Alors que la littérature s’est banalisée en faisant du livre un produit de consommation parmi d’autres, et que la spiritualité s’apparente de plus en plus à une recherche du développement personnel, Emmanuel Godo offre dans ce livre, une véritable plongée dans l’univers de ces passeurs d’absolus…
Réfractaires à toute servitude, mendiants du sublime, ces infatigables chercheurs de sens sont là en effet, pour rappeler à leurs contemporains qu’ils ont une âme et qu’ils ont été créés pour le vol fou qui conduit du temps à l’éternité.
Inconnus ou célèbres, chacun avec son tempérament, plus ou moins cabossés par la vie, ces vingt-cinq écrivains de toute époque allument des feux, ouvrent des brèches, soufflent sur le silence et
remettent nos vies dans le sens de la lumière au delà des ténèbres et du désespoir.
Si leur foi a des allures diverses et prend parfois des chemins de traverse, tous s’entendent néanmoins pour dire que celle-ci ne se limite pas à une religion : technique d’apaisement à l’usage des bien-portants (Jean Sullivan ), encore moins à une conviction rassurante ou à un sentimentalisme mièvre.

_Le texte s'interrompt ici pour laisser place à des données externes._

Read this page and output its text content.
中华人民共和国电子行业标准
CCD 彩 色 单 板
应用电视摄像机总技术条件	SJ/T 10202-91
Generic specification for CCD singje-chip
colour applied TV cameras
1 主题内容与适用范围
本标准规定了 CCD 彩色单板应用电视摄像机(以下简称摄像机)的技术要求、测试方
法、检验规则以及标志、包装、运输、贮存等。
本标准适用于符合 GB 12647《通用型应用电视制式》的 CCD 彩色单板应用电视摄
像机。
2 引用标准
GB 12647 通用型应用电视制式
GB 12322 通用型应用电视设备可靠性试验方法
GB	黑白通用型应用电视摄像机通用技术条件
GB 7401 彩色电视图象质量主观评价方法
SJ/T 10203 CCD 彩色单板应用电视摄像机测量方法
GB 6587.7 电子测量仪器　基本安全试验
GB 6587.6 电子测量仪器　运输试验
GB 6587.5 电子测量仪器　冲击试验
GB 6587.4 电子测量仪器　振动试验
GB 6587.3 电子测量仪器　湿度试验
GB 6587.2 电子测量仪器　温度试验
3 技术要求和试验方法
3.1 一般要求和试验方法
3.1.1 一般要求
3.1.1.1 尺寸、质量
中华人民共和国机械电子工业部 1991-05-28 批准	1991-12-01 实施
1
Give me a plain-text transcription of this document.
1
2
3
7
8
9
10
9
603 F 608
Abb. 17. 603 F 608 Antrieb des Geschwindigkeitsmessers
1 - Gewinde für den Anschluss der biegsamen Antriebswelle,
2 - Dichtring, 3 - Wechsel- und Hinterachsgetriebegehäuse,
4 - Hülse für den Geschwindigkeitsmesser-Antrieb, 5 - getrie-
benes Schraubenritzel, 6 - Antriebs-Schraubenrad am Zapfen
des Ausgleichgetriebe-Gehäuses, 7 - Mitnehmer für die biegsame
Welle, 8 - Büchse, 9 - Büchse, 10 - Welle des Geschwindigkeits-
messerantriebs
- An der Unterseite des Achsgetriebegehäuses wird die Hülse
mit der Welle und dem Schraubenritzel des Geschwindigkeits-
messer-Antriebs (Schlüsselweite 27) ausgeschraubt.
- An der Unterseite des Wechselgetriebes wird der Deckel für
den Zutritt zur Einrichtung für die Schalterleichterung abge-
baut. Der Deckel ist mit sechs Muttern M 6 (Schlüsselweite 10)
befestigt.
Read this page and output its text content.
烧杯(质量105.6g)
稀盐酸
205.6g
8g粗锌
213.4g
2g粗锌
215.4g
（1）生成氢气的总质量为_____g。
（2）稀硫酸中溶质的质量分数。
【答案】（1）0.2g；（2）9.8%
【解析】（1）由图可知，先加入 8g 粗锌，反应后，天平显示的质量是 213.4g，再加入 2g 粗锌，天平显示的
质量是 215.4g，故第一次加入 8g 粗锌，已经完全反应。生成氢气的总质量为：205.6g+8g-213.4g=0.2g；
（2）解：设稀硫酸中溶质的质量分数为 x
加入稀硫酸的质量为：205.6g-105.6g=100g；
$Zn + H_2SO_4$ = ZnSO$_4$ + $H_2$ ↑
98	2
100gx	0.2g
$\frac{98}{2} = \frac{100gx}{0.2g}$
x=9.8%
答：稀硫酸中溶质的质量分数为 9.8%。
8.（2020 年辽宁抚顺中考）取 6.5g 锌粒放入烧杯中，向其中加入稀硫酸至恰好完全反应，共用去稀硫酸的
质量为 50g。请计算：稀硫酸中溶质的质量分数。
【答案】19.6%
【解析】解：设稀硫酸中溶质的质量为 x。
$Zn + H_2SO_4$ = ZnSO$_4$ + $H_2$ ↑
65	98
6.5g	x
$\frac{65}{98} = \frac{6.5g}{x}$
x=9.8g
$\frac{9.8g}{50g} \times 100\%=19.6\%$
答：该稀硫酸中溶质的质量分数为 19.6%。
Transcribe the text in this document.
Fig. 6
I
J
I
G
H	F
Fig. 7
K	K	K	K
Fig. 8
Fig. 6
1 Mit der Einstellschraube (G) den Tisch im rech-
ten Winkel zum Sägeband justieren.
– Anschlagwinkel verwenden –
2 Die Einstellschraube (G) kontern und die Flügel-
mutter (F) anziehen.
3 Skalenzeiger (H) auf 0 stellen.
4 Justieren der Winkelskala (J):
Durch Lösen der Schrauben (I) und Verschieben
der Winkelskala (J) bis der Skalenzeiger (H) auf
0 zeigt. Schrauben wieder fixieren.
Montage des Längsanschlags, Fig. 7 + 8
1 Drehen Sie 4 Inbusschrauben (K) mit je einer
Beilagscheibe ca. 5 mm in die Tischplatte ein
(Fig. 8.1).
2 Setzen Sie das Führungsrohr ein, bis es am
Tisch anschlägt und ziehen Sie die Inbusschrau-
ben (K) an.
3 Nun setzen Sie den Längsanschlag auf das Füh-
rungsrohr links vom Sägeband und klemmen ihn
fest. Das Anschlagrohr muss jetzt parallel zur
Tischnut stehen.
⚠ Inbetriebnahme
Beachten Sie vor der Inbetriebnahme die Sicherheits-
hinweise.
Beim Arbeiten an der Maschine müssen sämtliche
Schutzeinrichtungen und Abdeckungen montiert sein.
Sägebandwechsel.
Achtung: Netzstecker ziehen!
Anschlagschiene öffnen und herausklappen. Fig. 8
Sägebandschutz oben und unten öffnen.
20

Cette foi qui m’étreint plus que je ne l’embrasse (Pierre Emmanuel) ne se berce pas d’illusion et n’a pas peur d’affronter le scandale du mal…ce mal au masque joyeux et effronté qui se caractérise par une répétitivité morne, par son horreur identique, nous dit Verlaine, lui dont toute la vie oscillera entre désir de rédemption et rechute sur fond de misère.
Mais c’est au plus profond de sa déréliction qu’il va trouver Dieu enseveli, ce Dieu incarné qui l’a précédé, comme bien d’autres, dans la nuit de Gethsemani.
La foi est donc un mélange de nuit et de lumière qui ne donne la joie que si elle est risquée dans une histoire vivante.
Le pire des dangers qui guette l’homme serait plutôt de s’enfoncer dans une quiétude marécageuse aux allures de sagesse, pour ne plus connaître l’intranquillité de l’espérance si chère à Bernanos.
Car c’est ce désenchantement, propre à nos contemporains, que l’écrivain dénonce comme étant le plus riche élixir du démon, son ambroisie, lui qui, selon l’abbé de Torcy dans le journal d’un curé de campagne, avoue : je suis la porte à jamais close, la route sans issue, le mensonge et la perdition.
Pascal quant à lui, rappelle que l’homme qui a perdu la conscience de Dieu est suspendu entre deux vides : un orgueil démesuré d’un côté, et un désespoir tout aussi déraisonnable de l’autre.
Et donc que
seul Jésus - étant notre frère en misère humaine et en grandeur divine - est le Dieu dont on peut s’approcher sans orgueil et sous lequel on peut s’abaisser sans désespoir.
De son coté, Soljenitsyne, s’il dénonce le mal omniprésent, reste convaincu que rien ne pourra brouiller définitivement l’image divine inscrite en l’homme…
Et cette marque indélébile, c’est l’amour : véritable boussole de notre liberté intérieure, richesse propre au christianisme, reconnaît St Exupery, qui parle par ailleurs de soif et du désir de retrouver cette source à travers les déserts de nos vies.
Si le désert est beau, c’est qu’il y a un puits quelque part,fait-il dire au Petit Prince.
La Divine Comédie parle aussi d’un itinéraire spirituel qu’il nous faut emprunter pour ne pas errer au gré de nos passions. Dante rappelle en effet que pour trouver la source de l’amour vrai en nous, il faut nous détacher du mal et purifier peu à peu notre désir - ce désir qui vient du manque inhérent à notre finitude et nous pousse donc inlassablement à la rencontre de ce manque. On croit le combler par des plaisirs vains et éphémères alors que nous sommes faits pour l’inexorable et éternel amour.
Or, comme nous avertit le philosophe Gustave Thibon, celui qui veut faire de la Terre un paradis en fait un enfer parce qu’il demande au temps d’accomplir les promesses d’éternité.